Operation Tabarin von Stephen Haddelsey bietet einen detaillierten und fesselnden Bericht über die Anfänge des British Antarctic Survey während des Zweiten Weltkriegs. Das Buch verbindet historische Zusammenhänge mit persönlichen Erzählungen und beleuchtet die Herausforderungen, mit denen die Forscher konfrontiert waren, sowie ihren Beitrag zur modernen Antarktisforschung.
Vorteile:Das Buch ist gut geschrieben, umfassend recherchiert und bietet tiefe Einblicke in die Geschichte der Antarktis sowie eine fesselnde Erzählweise, die das Erlebte lebendig werden lässt, und ist sowohl für Liebhaber der Polargeschichte als auch für allgemeine Leser zu empfehlen. Viele Rezensenten fanden es besonders fesselnd und informativ und stellten Verbindungen zur modernen Antarktisforschung her.
Nachteile:Einige Leser merkten an, dass der Schreibstil einem alten britischen Expeditionsbericht ähnelt, was vielleicht nicht jedem gefällt. Einige Rezensenten waren der Meinung, dass nicht alle Aspekte der Geschichte ausführlich behandelt wurden.
(basierend auf 16 Leserbewertungen)
Operation Tabarin: Britain's Secret Wartime Expedition to Antarctica 1944-46
1943 kam Churchills Kriegskabinett zusammen, um die Eröffnung einer neuen Front zu besprechen.

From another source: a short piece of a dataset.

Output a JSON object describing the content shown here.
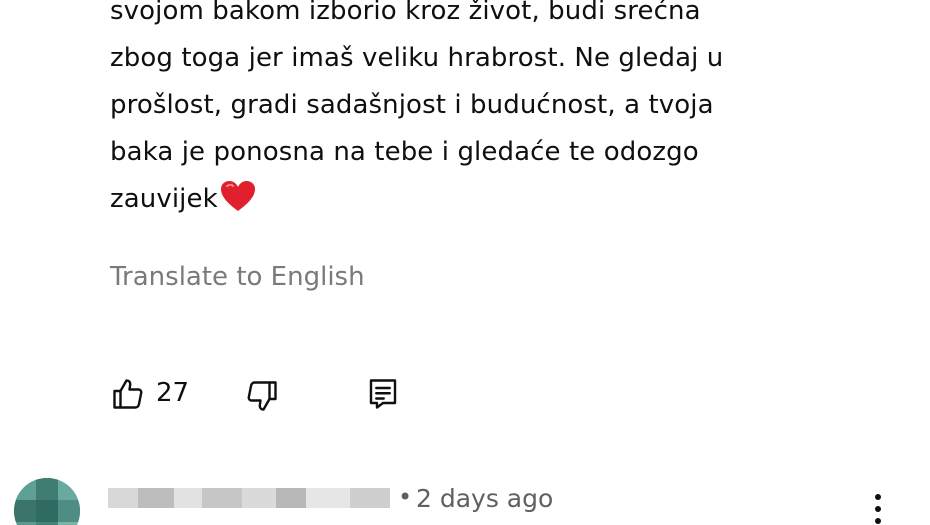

Die Kämpfe sollten inmitten der Gletscher der Antarktis ausgetragen werden. Die Expedition sollte die Falklandinseln vor einer japanischen Invasion schützen und deutsche U-Boote abwehren, aber auch die britischen Hoheitsrechte angesichts argentinischer Provokationen wiederherstellen.
Die 1944 heimlich errichteten britischen Stützpunkte sollten später auch in einem globalen "Konflikt" eine entscheidende Rolle spielen: dem Kalten Krieg. Operation Tabarin erzählt zum ersten Mal die Geschichte einer der kuriosesten Episoden in dem, was Ernest Shackleton "den weißen Krieg des Südens" nannte.